Unicode and dictionaries

Sat Jan 16 22:06:01 EST 2010

Carl Banks <pavlovevidence at gmail.com> writes:

> On Jan 16, 3:56 pm, Ben Finney <ben+pyt... at benfinney.id.au> wrote:
> > gizli <mehm... at gmail.com> writes:
> > > >>> test_dict = {u'öğe':1}
> > > >>> u'öğe' in test_dict.keys()
> > > True
> > > >>> 'öğe' in test_dict.keys()
> > > True
> >
> > I would call this a bug. The two objects are different, so the latter
> > expression should return ‘False’.
>
> Except the two objects are not different if default encoding is utf-8.

They are different, because a Unicode object is *not* encoded in any
character encoding, whereas the byte string object is.

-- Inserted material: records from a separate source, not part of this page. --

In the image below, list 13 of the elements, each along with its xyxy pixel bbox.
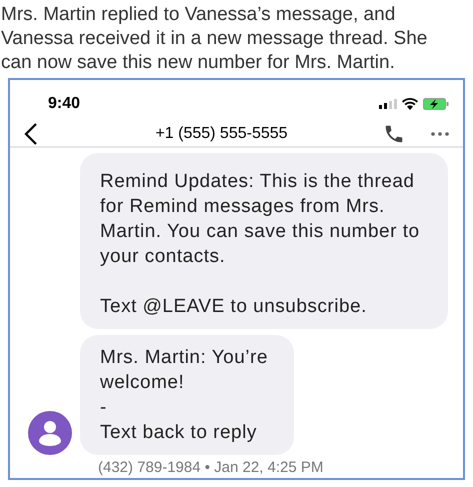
battery-charging-icon	[423, 98, 449, 110]
status-time: 9:40	[48, 94, 80, 114]
avatar-icon	[28, 411, 72, 455]
message-bubble: Remind Updates: This is the thread for Remind messages from Mrs. Martin. You can save this number to your contacts. Text @LEAVE to unsubscribe.	[80, 153, 448, 329]
signal-icon	[379, 99, 397, 109]
message-meta: (432) 789-1984 • Jan 22, 4:25 PM	[97, 458, 324, 478]
caption: Mrs. Martin replied to Vanessa’s message, and Vanessa received it in a new message thread. She can now save this new number for Mrs. Martin.	[0, 3, 428, 75]
back-icon[interactable]	[24, 122, 38, 146]
header-title: +1 (555) 555-5555	[154, 124, 289, 144]
wifi-icon	[402, 98, 418, 110]
more-icon[interactable]	[431, 132, 449, 136]
message-bubble: Mrs. Martin: You’re welcome! - Text back to reply	[80, 335, 294, 455]
phone-icon[interactable]	[383, 123, 405, 145]
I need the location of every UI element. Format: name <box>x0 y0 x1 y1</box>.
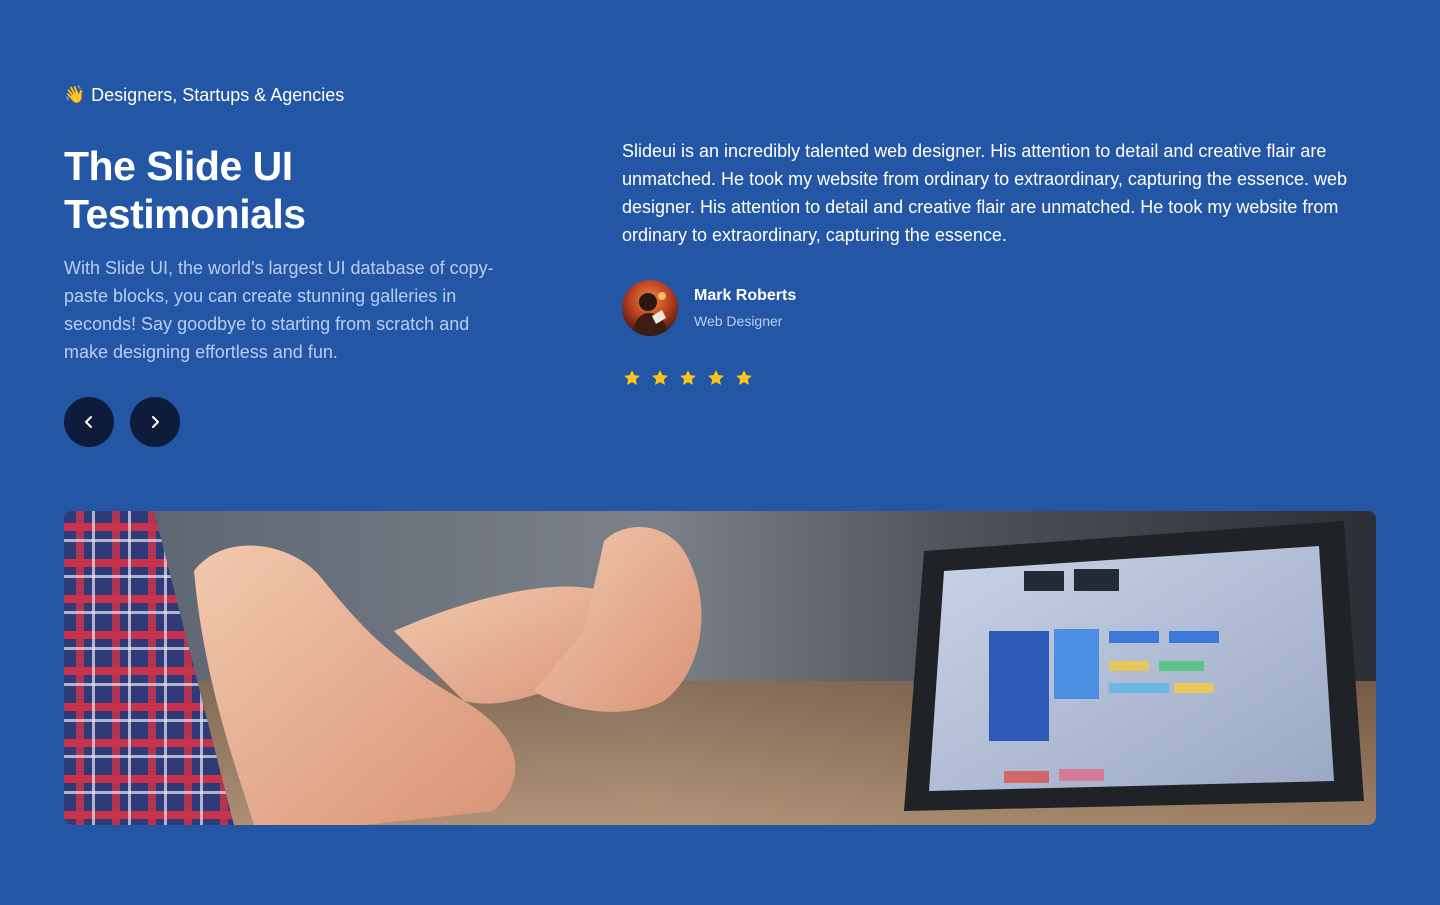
eyebrow-tag: 👋 Designers, Startups & Agencies <box>64 84 344 106</box>
star-icon <box>680 370 696 385</box>
chevron-right-icon <box>152 416 159 428</box>
star-icon <box>652 370 668 385</box>
star-icon <box>736 370 752 385</box>
testimonials-section: 👋 Designers, Startups & Agencies The Sli… <box>0 0 1440 905</box>
previous-button[interactable] <box>64 397 114 447</box>
title-line-1: The Slide UI <box>64 143 293 189</box>
waving-hand-icon: 👋 <box>64 85 86 104</box>
avatar <box>622 280 678 336</box>
page-title: The Slide UI Testimonials <box>64 142 484 238</box>
title-line-2: Testimonials <box>64 191 306 237</box>
next-button[interactable] <box>130 397 180 447</box>
author-role: Web Designer <box>694 313 783 329</box>
star-icon <box>624 370 640 385</box>
testimonial-author: Mark Roberts Web Designer <box>622 280 796 336</box>
star-icon <box>708 370 724 385</box>
testimonial-quote: Slideui is an incredibly talented web de… <box>622 141 1348 245</box>
section-description: With Slide UI, the world's largest UI da… <box>64 258 494 362</box>
hero-photo <box>64 511 1376 825</box>
author-name: Mark Roberts <box>694 287 797 304</box>
chevron-left-icon <box>85 416 92 428</box>
eyebrow-text: Designers, Startups & Agencies <box>91 85 345 105</box>
star-rating <box>622 368 754 388</box>
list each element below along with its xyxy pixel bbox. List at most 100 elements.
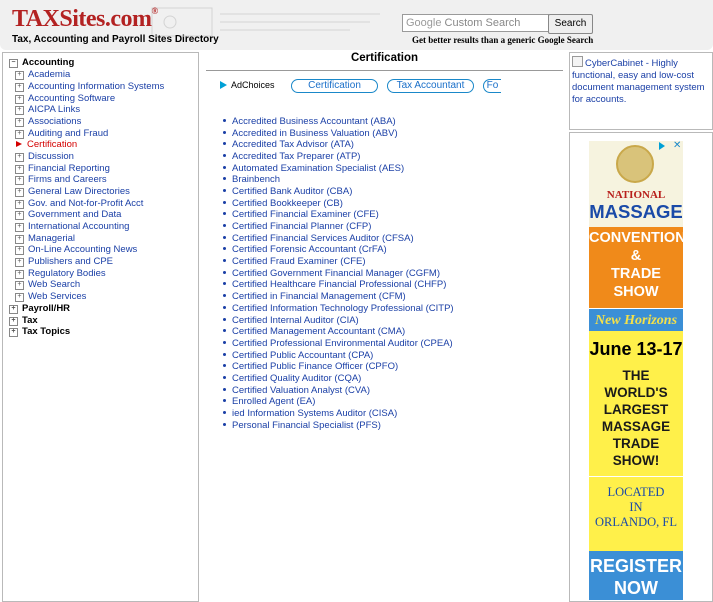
ad-info-icon[interactable] — [659, 142, 665, 150]
search-button[interactable]: Search — [548, 14, 593, 34]
expand-icon[interactable]: + — [15, 118, 24, 127]
expand-icon[interactable]: + — [9, 317, 18, 326]
list-item-label: Accredited Business Accountant (ABA) — [232, 116, 396, 127]
nav-subitem[interactable]: + Firms and Careers — [15, 174, 107, 186]
list-item[interactable]: Certified Government Financial Manager (… — [223, 268, 440, 279]
list-item-label: Accredited Tax Preparer (ATP) — [232, 151, 361, 162]
bullet-icon — [223, 154, 226, 157]
banner-ad-top[interactable]: NATIONAL MASSAGE CONVENTION & TRADE SHOW — [589, 141, 683, 308]
search-placeholder: Custom Search — [444, 17, 521, 29]
expand-icon[interactable]: + — [9, 328, 18, 337]
list-item[interactable]: Accredited Tax Preparer (ATP) — [223, 151, 360, 162]
bullet-icon — [223, 131, 226, 134]
list-item[interactable]: Certified Valuation Analyst (CVA) — [223, 385, 370, 396]
list-item[interactable]: Accredited Business Accountant (ABA) — [223, 116, 396, 127]
nav-item-payroll-hr[interactable]: + Payroll/HR — [9, 303, 70, 315]
bullet-icon — [223, 166, 226, 169]
search-input[interactable]: Google Custom Search — [402, 14, 549, 32]
list-item-label: Certified Financial Services Auditor (CF… — [232, 233, 414, 244]
list-item[interactable]: Certified Professional Environmental Aud… — [223, 338, 453, 349]
current-page-arrow-icon — [16, 141, 22, 147]
expand-icon[interactable]: + — [15, 281, 24, 290]
list-item[interactable]: Certified Financial Services Auditor (CF… — [223, 233, 414, 244]
list-item[interactable]: Brainbench — [223, 174, 280, 185]
expand-icon[interactable]: + — [15, 200, 24, 209]
list-item[interactable]: Certified Financial Planner (CFP) — [223, 221, 371, 232]
nav-subitem[interactable]: + Discussion — [15, 151, 74, 163]
expand-icon[interactable]: + — [15, 293, 24, 302]
expand-icon[interactable]: + — [15, 223, 24, 232]
nav-subitem-active[interactable]: Certification — [15, 139, 77, 150]
ad-close-icon[interactable]: ✕ — [673, 140, 681, 151]
list-item[interactable]: Accredited Tax Advisor (ATA) — [223, 139, 354, 150]
list-item[interactable]: Certified Healthcare Financial Professio… — [223, 279, 446, 290]
bullet-icon — [223, 271, 226, 274]
nav-subitem[interactable]: + Publishers and CPE — [15, 256, 113, 268]
expand-icon[interactable]: + — [15, 246, 24, 255]
list-item[interactable]: Certified Fraud Examiner (CFE) — [223, 256, 366, 267]
register-now-button[interactable]: REGISTER NOW — [589, 555, 683, 599]
nav-subitem[interactable]: + International Accounting — [15, 221, 129, 233]
list-item[interactable]: Enrolled Agent (EA) — [223, 396, 315, 407]
expand-icon[interactable]: + — [15, 235, 24, 244]
list-item[interactable]: Automated Examination Specialist (AES) — [223, 163, 404, 174]
expand-icon[interactable]: + — [15, 258, 24, 267]
cybercabinet-ad-text[interactable]: CyberCabinet - Highly functional, easy a… — [572, 55, 708, 106]
list-item[interactable]: Personal Financial Specialist (PFS) — [223, 420, 381, 431]
expand-icon[interactable]: + — [9, 305, 18, 314]
collapse-icon[interactable]: − — [9, 59, 18, 68]
nav-subitem[interactable]: + On-Line Accounting News — [15, 244, 137, 256]
nav-subitem[interactable]: + Web Search — [15, 279, 80, 291]
list-item[interactable]: Certified in Financial Management (CFM) — [223, 291, 406, 302]
bullet-icon — [223, 353, 226, 356]
nav-subitem[interactable]: + Associations — [15, 116, 81, 128]
site-logo[interactable]: TAXSites.com® — [12, 6, 158, 33]
expand-icon[interactable]: + — [15, 188, 24, 197]
expand-icon[interactable]: + — [15, 95, 24, 104]
nav-subitem[interactable]: + Accounting Information Systems — [15, 81, 164, 93]
nav-item-tax-topics[interactable]: + Tax Topics — [9, 326, 70, 338]
banner-national: NATIONAL — [606, 189, 666, 201]
list-item[interactable]: Certified Management Accountant (CMA) — [223, 326, 405, 337]
expand-icon[interactable]: + — [15, 176, 24, 185]
banner-amp: & — [630, 248, 642, 264]
list-item[interactable]: Certified Forensic Accountant (CrFA) — [223, 244, 387, 255]
bullet-icon — [223, 189, 226, 192]
expand-icon[interactable]: + — [15, 165, 24, 174]
list-item[interactable]: Certified Public Accountant (CPA) — [223, 350, 373, 361]
ad-link-tax-accountant[interactable]: Tax Accountant — [387, 79, 474, 93]
list-item[interactable]: Certified Financial Examiner (CFE) — [223, 209, 379, 220]
nav-item-accounting[interactable]: − Accounting — [9, 57, 74, 69]
ad-link-truncated[interactable]: Fo — [483, 79, 501, 93]
expand-icon[interactable]: + — [15, 153, 24, 162]
expand-icon[interactable]: + — [15, 130, 24, 139]
list-item[interactable]: ied Information Systems Auditor (CISA) — [223, 408, 397, 419]
list-item[interactable]: Certified Internal Auditor (CIA) — [223, 315, 359, 326]
expand-icon[interactable]: + — [15, 270, 24, 279]
expand-icon[interactable]: + — [15, 106, 24, 115]
list-item[interactable]: Accredited in Business Valuation (ABV) — [223, 128, 398, 139]
nav-subitem[interactable]: + Academia — [15, 69, 70, 81]
nav-subitem-label: Financial Reporting — [28, 163, 110, 174]
list-item-label: Certified Professional Environmental Aud… — [232, 338, 453, 349]
nav-subitem[interactable]: + General Law Directories — [15, 186, 130, 198]
list-item[interactable]: Certified Bookkeeper (CB) — [223, 198, 343, 209]
ad-link-certification[interactable]: Certification — [291, 79, 378, 93]
expand-icon[interactable]: + — [15, 71, 24, 80]
adchoices-link[interactable]: AdChoices — [220, 80, 275, 90]
nav-subitem[interactable]: + Web Services — [15, 291, 86, 303]
nav-subitem[interactable]: + AICPA Links — [15, 104, 80, 116]
cybercabinet-ad[interactable]: CyberCabinet - Highly functional, easy a… — [569, 52, 713, 130]
nav-subitem[interactable]: + Government and Data — [15, 209, 121, 221]
banner-ad-bottom[interactable]: LOCATED IN ORLANDO, FL REGISTER NOW — [589, 477, 683, 600]
banner-ad-middle[interactable]: New Horizons June 13-17 THE WORLD'S LARG… — [589, 309, 683, 476]
site-tagline: Tax, Accounting and Payroll Sites Direct… — [12, 34, 219, 45]
list-item[interactable]: Certified Information Technology Profess… — [223, 303, 454, 314]
list-item[interactable]: Certified Bank Auditor (CBA) — [223, 186, 352, 197]
list-item[interactable]: Certified Quality Auditor (CQA) — [223, 373, 361, 384]
expand-icon[interactable]: + — [15, 83, 24, 92]
list-item-label: Automated Examination Specialist (AES) — [232, 163, 405, 174]
list-item[interactable]: Certified Public Finance Officer (CPFO) — [223, 361, 398, 372]
search-brand: Google — [406, 17, 442, 29]
expand-icon[interactable]: + — [15, 211, 24, 220]
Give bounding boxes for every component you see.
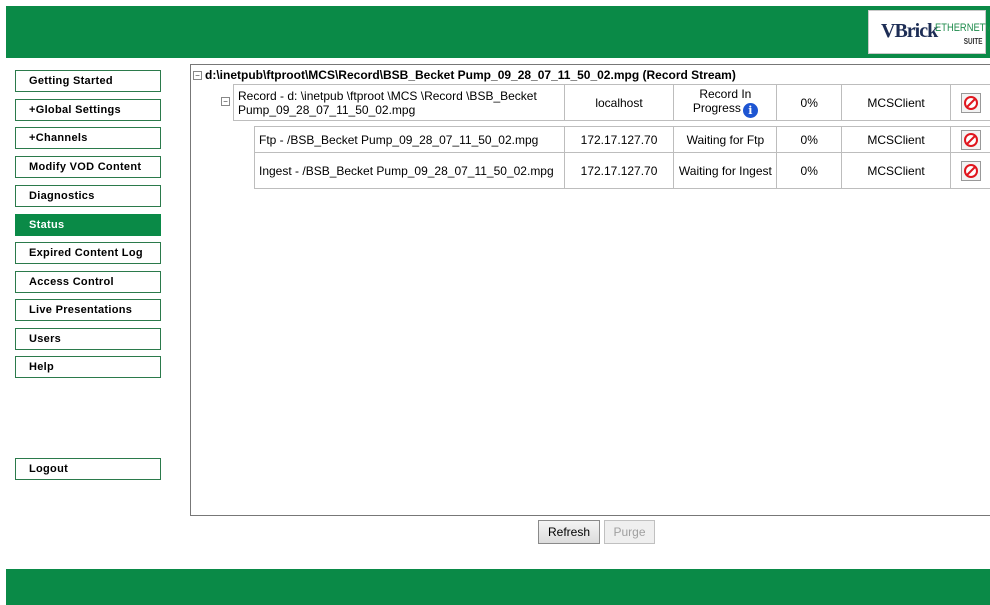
record-task-client: MCSClient: [841, 84, 952, 121]
subtask-table: Ftp - /BSB_Becket Pump_09_28_07_11_50_02…: [254, 126, 990, 189]
record-collapse-toggle-icon[interactable]: −: [221, 97, 230, 106]
logo-sub-text: ETHERNETV: [935, 22, 990, 34]
subtask-host: 172.17.127.70: [563, 126, 675, 153]
status-panel: − d:\inetpub\ftproot\MCS\Record\BSB_Becke…: [190, 64, 990, 516]
stop-icon[interactable]: [960, 160, 981, 181]
nav-users[interactable]: Users: [15, 328, 161, 350]
nav-channels[interactable]: +Channels: [15, 127, 161, 149]
record-task-host: localhost: [563, 84, 675, 121]
subtask-stop-cell: [950, 126, 990, 153]
header-bar: VBrick ETHERNETV SUITE: [6, 6, 990, 58]
footer-bar: [6, 569, 990, 605]
nav-modify-vod-content[interactable]: Modify VOD Content: [15, 156, 161, 178]
record-state-line2: Progress: [692, 101, 741, 115]
table-row: Ingest - /BSB_Becket Pump_09_28_07_11_50…: [254, 152, 990, 189]
logo-main-text: VBrick: [881, 20, 938, 42]
subtask-stop-cell: [950, 152, 990, 189]
nav-diagnostics[interactable]: Diagnostics: [15, 185, 161, 207]
subtask-host: 172.17.127.70: [563, 152, 675, 189]
subtask-name: Ftp - /BSB_Becket Pump_09_28_07_11_50_02…: [254, 126, 565, 153]
subtask-client: MCSClient: [841, 152, 951, 189]
record-task-state: Record In Progress i: [673, 84, 778, 121]
table-row: Record - d: \inetpub \ftproot \MCS \Reco…: [233, 84, 990, 121]
subtask-percent: 0%: [776, 152, 843, 189]
nav-access-control[interactable]: Access Control: [15, 271, 161, 293]
subtask-state: Waiting for Ftp: [673, 126, 778, 153]
nav-live-presentations[interactable]: Live Presentations: [15, 299, 161, 321]
subtask-client: MCSClient: [841, 126, 951, 153]
nav-global-settings[interactable]: +Global Settings: [15, 99, 161, 121]
stop-icon[interactable]: [960, 129, 981, 150]
collapse-toggle-icon[interactable]: −: [193, 71, 202, 80]
record-stop-cell: [950, 84, 990, 121]
nav-getting-started[interactable]: Getting Started: [15, 70, 161, 92]
subtask-percent: 0%: [776, 126, 843, 153]
nav-expired-content-log[interactable]: Expired Content Log: [15, 242, 161, 264]
logo-suite-text: SUITE: [964, 37, 983, 46]
record-task-table: Record - d: \inetpub \ftproot \MCS \Reco…: [233, 84, 990, 121]
nav-help[interactable]: Help: [15, 356, 161, 378]
record-task-percent: 0%: [776, 84, 843, 121]
nav-status[interactable]: Status: [15, 214, 161, 236]
logout-button[interactable]: Logout: [15, 458, 161, 480]
record-state-line1: Record In: [699, 87, 752, 101]
stop-icon[interactable]: [960, 92, 981, 113]
record-task-name: Record - d: \inetpub \ftproot \MCS \Reco…: [233, 84, 565, 121]
table-row: Ftp - /BSB_Becket Pump_09_28_07_11_50_02…: [254, 126, 990, 153]
subtask-name: Ingest - /BSB_Becket Pump_09_28_07_11_50…: [254, 152, 565, 189]
info-icon[interactable]: i: [742, 103, 758, 118]
purge-button[interactable]: Purge: [604, 520, 655, 544]
vbrick-logo: VBrick ETHERNETV SUITE: [868, 10, 990, 54]
subtask-state: Waiting for Ingest: [673, 152, 778, 189]
root-task-row: − d:\inetpub\ftproot\MCS\Record\BSB_Becke…: [193, 67, 736, 83]
refresh-button[interactable]: Refresh: [538, 520, 600, 544]
root-task-label: d:\inetpub\ftproot\MCS\Record\BSB_Becket…: [205, 68, 736, 82]
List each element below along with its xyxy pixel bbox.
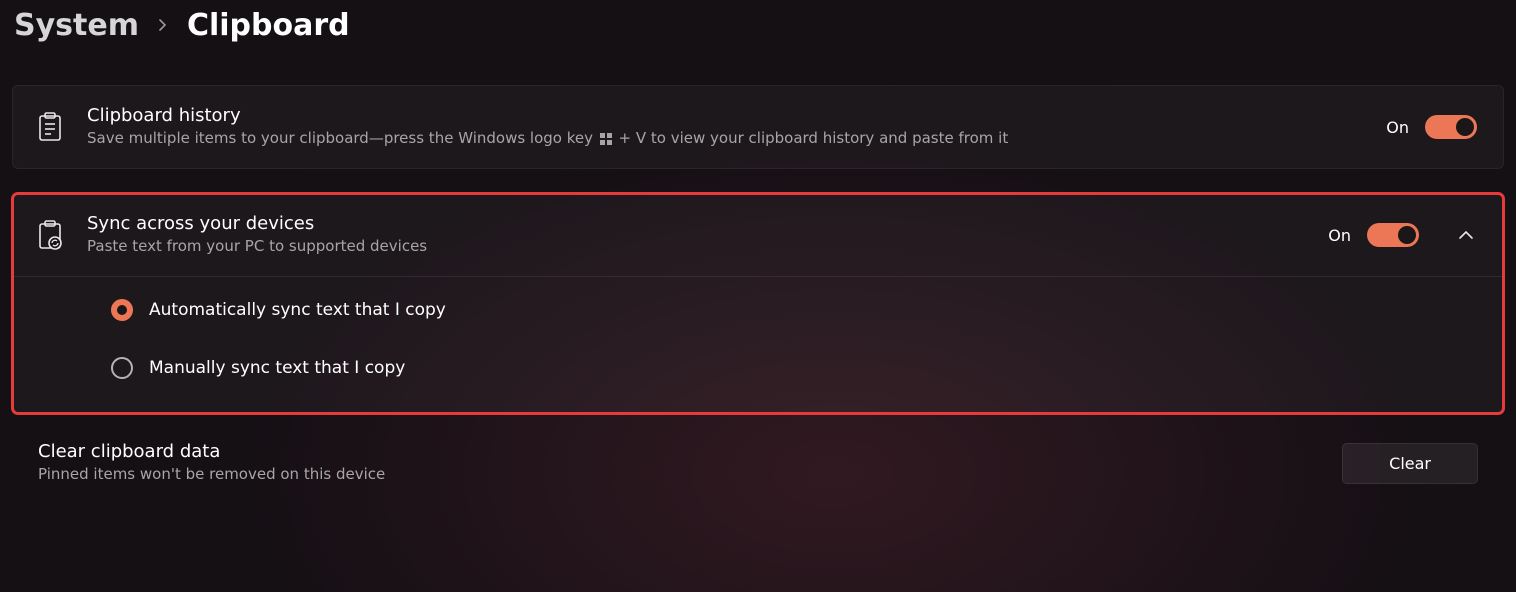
clear-clipboard-row: Clear clipboard data Pinned items won't … [12, 414, 1504, 486]
clear-clipboard-title: Clear clipboard data [38, 440, 1320, 464]
clipboard-sync-icon [35, 220, 65, 250]
sync-option-auto-radio[interactable] [111, 299, 133, 321]
breadcrumb-current: Clipboard [187, 8, 350, 43]
clear-clipboard-desc: Pinned items won't be removed on this de… [38, 464, 1320, 486]
sync-option-auto-row[interactable]: Automatically sync text that I copy [13, 277, 1503, 343]
sync-option-manual-label[interactable]: Manually sync text that I copy [149, 358, 405, 378]
breadcrumb: System Clipboard [0, 0, 1516, 57]
sync-option-manual-row[interactable]: Manually sync text that I copy [13, 343, 1503, 413]
chevron-up-icon[interactable] [1455, 224, 1477, 246]
chevron-right-icon [157, 15, 169, 36]
clipboard-history-title: Clipboard history [87, 104, 1364, 128]
breadcrumb-parent[interactable]: System [14, 8, 139, 43]
clipboard-icon [35, 112, 65, 142]
sync-devices-desc: Paste text from your PC to supported dev… [87, 236, 1306, 258]
clipboard-history-toggle-label: On [1386, 118, 1409, 137]
sync-option-manual-radio[interactable] [111, 357, 133, 379]
windows-logo-icon [600, 133, 612, 145]
sync-option-auto-label[interactable]: Automatically sync text that I copy [149, 300, 446, 320]
clipboard-history-desc: Save multiple items to your clipboard—pr… [87, 128, 1364, 150]
clear-button[interactable]: Clear [1342, 443, 1478, 484]
sync-devices-toggle[interactable] [1367, 223, 1419, 247]
clipboard-history-toggle[interactable] [1425, 115, 1477, 139]
sync-devices-title: Sync across your devices [87, 212, 1306, 236]
clipboard-history-card: Clipboard history Save multiple items to… [12, 85, 1504, 169]
sync-devices-toggle-label: On [1328, 226, 1351, 245]
sync-devices-card: Sync across your devices Paste text from… [12, 193, 1504, 414]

The source code shows a Unicode *literal* represented in some encoding;
but, just like the source code sequence ‘1.0’ results in an
floating-point object, the source code sequence ‘u'öğe'’ results in a
Unicode object. Neither the floating-point object nor the Unicode object
have a character encoding, even though their representations in source
code did have one.

The Effbot explains it <URL:http://effbot.org/zone/unicode-objects.htm>
in more detail.

-- 
 \           “[W]hoever is able to make you absurd is able to make you |
  `\                                                unjust.” —Voltaire |
_o__)                                                                  |
Ben Finney